Араб, до того с нервным любопытством смотревший на дыбу и на жаровню, резко повернулся и замахал руками:
– Не-ет, не-ет! Невеста царская здорова совершенно, чадородию ее порухи нет! Мыслю я, сластей она излишне наелась, и оттого рвота у нее случилась и боли живота. Кабы она просто воду пила и скоромную кашу кушала, за два дня болезнь закончилась бы, следа никакого не оставив.
Патриарх и дьяк переглянулись, и князь Репин удивленно переспросил:
– Ты нашел невесту здоровой, Балсырь?
– Не совсем здоровой, нет, – мотнул головой араб. – Но лечения никакого ей не надобно. Сиречь было не надобно, когда осматривал. Токмо покой, питье и пресная пища. Рис, пшено, греча.
– Кому ты о сем сказывал?
– Старшему боярину по болезням… – потер лоб лекарь. – С бородой рыжей…
– Князь Салтыков?
– Верно! – обрадовался араб. – Окольничий Михайло Салтыков!
Святитель и дьяк переглянулись снова.
– Ты записал? – спохватившись, спросил у стряпчего Борис Александрович.
– В точности, княже! – уверил тот.
– Благодарю за помощь, лекарь Балсырь, – поднялся святитель со своего места. – Мы просим тебя о сем разговоре никому ничего не сказывать. Вестимо, нам придется очную ставку проводить. Нехорошо выйдет, коли подозреваемый сможет к ней подготовиться.
– Я всегда рад помочь праведному суду, – с хорошо заметным облегчением поклонился араб.
Патриарх взял со стола чашу, подошел к нему.
– Анчар! – многоопытный лекарь понял все с первого взгляда. – Ее подарили невесте? Коварно… Тот, кто отправил избранницу в ссылку, спас ей жизнь.
– Почему?
– Анчар не убивает сразу, святитель. Такая чаша травит по чуть-чуть. Каждый раз в еду проникает совсем немножко яда. В горячую и жидкую больше, в холодную меньше. Нужна неделя али две, даже три, дабы накопить… Смертельное количество. Ссыльные не едят с золотой посуды. Как только девицу потащили на возок, она перестала получать яд.
– Благодарю тебя, Балсырь, – широко перекрестился патриарх. – Да пребудет с тобою милость Господа нашего, Иисуса Христа!
Араб вздрогнул, кашлянул, но предпочел промолчать.
– Проводите нашего гостя до его дома, – распорядился святитель и вернулся к столу.
– Балсырь сказал что-то еще? – поинтересовался Борис Александрович, заметивший перемену в настроении патриарха.
– Матушке Марфе очень не нравилась избранница моего сына, – опустился обратно за стол святитель Филарет. – Посему она поспешила сослать ее при первых же признаках хвори. И тем спасла… Выходит, моя жена про анчар ничего не ведала. Это не она!

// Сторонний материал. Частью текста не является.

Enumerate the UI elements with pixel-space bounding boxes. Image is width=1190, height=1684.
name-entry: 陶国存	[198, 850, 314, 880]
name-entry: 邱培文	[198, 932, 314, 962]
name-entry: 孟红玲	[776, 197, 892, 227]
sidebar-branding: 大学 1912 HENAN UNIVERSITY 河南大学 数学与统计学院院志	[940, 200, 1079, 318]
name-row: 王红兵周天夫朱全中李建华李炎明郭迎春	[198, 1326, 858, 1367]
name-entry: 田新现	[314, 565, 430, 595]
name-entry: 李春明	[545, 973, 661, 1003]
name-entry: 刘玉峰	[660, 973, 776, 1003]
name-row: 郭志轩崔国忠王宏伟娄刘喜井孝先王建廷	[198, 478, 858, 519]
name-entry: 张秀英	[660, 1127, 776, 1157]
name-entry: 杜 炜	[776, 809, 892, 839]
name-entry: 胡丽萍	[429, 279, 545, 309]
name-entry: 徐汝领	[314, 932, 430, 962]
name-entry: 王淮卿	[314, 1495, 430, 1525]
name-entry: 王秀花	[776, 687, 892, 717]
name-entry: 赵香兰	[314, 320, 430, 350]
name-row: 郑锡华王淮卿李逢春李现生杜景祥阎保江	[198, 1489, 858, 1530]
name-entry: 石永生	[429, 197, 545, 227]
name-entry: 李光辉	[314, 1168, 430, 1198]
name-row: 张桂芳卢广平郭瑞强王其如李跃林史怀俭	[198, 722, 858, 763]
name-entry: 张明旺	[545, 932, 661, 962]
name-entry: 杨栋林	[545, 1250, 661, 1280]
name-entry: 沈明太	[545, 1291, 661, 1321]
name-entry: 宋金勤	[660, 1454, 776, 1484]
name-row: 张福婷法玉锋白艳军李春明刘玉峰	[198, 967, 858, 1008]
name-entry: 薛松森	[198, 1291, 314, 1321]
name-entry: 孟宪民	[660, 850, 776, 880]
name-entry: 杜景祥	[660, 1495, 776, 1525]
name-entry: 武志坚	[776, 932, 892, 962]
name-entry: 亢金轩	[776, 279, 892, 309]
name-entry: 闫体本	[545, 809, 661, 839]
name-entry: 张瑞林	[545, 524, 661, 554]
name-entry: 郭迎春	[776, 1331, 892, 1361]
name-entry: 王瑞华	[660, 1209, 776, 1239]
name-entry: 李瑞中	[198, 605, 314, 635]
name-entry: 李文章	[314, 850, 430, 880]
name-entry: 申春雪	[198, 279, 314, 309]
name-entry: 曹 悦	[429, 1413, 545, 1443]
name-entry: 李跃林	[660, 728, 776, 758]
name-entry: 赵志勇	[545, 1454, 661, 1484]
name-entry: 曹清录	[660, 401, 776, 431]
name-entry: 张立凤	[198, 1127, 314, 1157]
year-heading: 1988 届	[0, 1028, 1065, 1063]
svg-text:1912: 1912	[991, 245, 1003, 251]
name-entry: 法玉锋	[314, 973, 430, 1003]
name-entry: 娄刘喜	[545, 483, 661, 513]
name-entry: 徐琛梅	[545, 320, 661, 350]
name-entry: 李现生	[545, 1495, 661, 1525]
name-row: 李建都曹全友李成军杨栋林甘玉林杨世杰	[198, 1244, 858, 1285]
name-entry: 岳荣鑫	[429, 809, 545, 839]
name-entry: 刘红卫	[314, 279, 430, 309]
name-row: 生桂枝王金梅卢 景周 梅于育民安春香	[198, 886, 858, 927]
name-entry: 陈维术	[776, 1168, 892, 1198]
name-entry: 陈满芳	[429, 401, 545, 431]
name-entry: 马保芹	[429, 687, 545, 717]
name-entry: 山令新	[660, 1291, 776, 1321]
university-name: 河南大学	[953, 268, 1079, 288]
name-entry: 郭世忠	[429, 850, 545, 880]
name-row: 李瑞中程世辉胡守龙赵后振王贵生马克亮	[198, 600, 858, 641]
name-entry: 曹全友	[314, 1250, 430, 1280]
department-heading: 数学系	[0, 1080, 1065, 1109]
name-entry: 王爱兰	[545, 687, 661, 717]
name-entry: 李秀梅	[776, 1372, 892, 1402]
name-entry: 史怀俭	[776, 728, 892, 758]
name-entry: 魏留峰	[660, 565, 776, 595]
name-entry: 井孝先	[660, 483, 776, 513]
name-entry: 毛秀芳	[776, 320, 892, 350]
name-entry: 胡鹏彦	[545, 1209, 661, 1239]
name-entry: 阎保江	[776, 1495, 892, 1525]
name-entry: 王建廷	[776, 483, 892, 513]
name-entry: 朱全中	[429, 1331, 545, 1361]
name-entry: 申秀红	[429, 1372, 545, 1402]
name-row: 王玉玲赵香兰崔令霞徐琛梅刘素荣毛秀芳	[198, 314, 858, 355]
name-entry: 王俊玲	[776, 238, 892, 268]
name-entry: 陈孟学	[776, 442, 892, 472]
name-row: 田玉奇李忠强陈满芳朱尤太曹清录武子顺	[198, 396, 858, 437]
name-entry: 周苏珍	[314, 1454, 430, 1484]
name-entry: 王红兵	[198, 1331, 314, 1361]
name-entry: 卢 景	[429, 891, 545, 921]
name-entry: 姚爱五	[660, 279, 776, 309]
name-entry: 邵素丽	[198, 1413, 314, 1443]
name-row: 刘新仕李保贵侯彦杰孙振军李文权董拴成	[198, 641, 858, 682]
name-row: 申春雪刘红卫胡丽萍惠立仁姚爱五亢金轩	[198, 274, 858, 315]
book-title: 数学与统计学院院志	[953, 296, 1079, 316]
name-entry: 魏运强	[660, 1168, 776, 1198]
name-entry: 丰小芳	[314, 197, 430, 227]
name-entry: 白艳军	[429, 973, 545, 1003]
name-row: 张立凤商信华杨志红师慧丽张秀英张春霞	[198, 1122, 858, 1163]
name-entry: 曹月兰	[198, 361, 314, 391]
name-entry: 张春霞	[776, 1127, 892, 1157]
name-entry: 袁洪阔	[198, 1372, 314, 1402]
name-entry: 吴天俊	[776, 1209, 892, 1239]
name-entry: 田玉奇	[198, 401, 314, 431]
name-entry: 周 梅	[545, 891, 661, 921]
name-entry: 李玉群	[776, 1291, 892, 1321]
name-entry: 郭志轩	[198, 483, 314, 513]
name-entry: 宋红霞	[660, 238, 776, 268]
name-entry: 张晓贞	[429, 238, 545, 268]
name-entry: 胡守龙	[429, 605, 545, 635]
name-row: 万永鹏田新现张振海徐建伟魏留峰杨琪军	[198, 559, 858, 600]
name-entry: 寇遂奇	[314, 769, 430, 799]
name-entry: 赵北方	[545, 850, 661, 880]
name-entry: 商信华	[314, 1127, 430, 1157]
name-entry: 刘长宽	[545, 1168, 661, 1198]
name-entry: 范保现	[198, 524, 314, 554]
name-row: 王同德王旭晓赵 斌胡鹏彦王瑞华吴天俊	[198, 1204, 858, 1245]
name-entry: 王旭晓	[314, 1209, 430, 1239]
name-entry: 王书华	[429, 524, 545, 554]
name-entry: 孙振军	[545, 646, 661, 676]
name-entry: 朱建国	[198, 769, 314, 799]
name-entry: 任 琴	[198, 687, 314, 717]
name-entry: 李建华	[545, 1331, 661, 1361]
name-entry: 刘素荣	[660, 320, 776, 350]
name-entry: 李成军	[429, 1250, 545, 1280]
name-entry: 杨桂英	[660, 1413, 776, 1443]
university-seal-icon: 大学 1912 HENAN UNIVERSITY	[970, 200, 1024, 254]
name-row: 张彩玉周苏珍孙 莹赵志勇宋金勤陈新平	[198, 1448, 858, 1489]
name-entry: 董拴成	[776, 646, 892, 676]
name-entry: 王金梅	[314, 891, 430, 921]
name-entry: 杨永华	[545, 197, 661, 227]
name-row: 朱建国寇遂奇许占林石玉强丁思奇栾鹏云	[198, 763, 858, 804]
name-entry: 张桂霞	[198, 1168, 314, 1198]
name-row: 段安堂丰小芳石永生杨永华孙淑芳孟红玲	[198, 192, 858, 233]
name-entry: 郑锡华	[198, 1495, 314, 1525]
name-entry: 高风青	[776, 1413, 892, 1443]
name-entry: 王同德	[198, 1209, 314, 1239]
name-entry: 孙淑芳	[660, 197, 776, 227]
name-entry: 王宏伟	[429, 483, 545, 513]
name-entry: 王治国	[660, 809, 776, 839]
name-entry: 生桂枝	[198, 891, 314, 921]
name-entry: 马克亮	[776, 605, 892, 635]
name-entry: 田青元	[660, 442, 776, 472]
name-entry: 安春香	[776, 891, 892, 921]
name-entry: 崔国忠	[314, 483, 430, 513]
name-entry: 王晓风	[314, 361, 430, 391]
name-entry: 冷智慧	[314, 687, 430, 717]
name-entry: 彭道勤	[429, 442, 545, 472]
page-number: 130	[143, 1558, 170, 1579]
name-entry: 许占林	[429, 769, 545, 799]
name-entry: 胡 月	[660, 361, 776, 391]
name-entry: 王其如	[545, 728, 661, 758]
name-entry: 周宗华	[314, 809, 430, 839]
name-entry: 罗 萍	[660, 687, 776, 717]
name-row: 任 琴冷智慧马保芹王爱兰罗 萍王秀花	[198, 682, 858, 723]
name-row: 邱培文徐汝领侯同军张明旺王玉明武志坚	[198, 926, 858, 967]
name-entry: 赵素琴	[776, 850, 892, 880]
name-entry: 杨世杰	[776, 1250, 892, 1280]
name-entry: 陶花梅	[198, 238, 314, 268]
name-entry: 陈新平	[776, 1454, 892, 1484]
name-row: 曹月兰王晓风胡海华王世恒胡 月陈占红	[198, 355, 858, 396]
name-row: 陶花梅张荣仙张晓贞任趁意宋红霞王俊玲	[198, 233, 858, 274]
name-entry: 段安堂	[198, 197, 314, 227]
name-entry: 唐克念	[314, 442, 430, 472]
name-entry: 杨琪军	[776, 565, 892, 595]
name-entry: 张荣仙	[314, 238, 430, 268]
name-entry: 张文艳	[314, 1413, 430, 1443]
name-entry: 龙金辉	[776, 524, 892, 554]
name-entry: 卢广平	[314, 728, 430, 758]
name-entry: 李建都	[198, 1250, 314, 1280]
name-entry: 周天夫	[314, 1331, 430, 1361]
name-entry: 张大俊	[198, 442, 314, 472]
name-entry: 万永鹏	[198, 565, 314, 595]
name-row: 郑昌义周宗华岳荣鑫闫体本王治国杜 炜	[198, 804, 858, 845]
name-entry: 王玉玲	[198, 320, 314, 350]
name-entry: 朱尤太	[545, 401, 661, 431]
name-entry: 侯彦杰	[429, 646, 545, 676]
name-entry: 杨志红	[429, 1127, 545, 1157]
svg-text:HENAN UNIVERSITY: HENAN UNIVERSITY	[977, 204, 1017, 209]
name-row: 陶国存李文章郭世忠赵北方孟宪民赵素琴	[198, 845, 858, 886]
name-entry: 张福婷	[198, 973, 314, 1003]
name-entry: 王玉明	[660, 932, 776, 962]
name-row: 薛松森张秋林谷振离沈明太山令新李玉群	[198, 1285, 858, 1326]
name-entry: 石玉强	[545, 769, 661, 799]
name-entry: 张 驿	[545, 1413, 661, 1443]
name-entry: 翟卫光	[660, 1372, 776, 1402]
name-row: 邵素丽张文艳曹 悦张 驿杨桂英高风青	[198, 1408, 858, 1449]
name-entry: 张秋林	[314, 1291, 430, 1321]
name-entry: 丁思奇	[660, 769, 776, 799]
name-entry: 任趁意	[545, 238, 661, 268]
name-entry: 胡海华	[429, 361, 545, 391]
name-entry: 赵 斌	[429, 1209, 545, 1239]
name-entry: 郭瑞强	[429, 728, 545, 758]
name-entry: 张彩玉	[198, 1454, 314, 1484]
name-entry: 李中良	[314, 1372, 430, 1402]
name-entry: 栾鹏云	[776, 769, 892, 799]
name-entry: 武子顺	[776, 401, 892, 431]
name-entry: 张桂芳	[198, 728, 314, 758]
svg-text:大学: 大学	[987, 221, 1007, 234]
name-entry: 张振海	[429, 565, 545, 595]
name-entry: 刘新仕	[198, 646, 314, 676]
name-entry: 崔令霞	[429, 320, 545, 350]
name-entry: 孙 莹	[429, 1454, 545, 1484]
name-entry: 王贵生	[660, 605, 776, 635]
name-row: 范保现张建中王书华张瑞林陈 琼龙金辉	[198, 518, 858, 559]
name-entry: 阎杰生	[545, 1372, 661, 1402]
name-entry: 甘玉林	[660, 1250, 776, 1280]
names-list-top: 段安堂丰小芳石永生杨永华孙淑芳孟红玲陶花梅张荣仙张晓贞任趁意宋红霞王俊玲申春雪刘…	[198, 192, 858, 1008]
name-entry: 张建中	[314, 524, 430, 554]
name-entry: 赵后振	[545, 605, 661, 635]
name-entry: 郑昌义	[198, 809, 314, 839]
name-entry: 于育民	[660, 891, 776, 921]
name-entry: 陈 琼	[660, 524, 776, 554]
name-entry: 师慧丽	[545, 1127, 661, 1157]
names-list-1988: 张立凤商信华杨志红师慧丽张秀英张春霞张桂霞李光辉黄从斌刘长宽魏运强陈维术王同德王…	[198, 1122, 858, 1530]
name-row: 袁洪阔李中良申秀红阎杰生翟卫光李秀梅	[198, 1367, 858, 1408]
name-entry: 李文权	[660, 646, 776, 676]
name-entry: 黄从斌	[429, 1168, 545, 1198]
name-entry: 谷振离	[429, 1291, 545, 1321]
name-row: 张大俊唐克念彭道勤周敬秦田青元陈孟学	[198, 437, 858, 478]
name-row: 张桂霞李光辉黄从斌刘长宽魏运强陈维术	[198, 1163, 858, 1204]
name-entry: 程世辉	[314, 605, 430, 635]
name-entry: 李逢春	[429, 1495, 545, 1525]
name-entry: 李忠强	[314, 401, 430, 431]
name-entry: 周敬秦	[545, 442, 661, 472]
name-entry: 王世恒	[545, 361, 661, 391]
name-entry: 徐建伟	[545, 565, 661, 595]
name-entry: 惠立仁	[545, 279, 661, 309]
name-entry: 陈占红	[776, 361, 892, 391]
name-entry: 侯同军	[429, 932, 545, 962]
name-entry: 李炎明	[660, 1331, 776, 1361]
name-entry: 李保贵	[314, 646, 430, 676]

Святитель поставил чашу на стол, еще раз облегченно вздохнул, перекрестился и приказал:
– Пусть позовут схизматика!
Похожий на одуванчика лекарь Валентин – тонкие ножки в суконных чулках и пухлое тело в коротком плаще, – увидев дыбу и жаровню, тут же побледнел и стал постоянно часто сглатывать.
– Ведомо нам, лекарь Валентин, что ты был приглашен для излечения царской избранницы и определил ее как неспособную к деторождению, – спокойно зачитал с листа князь Борис Александрович. – По каковым признакам ты сделал таковой вывод?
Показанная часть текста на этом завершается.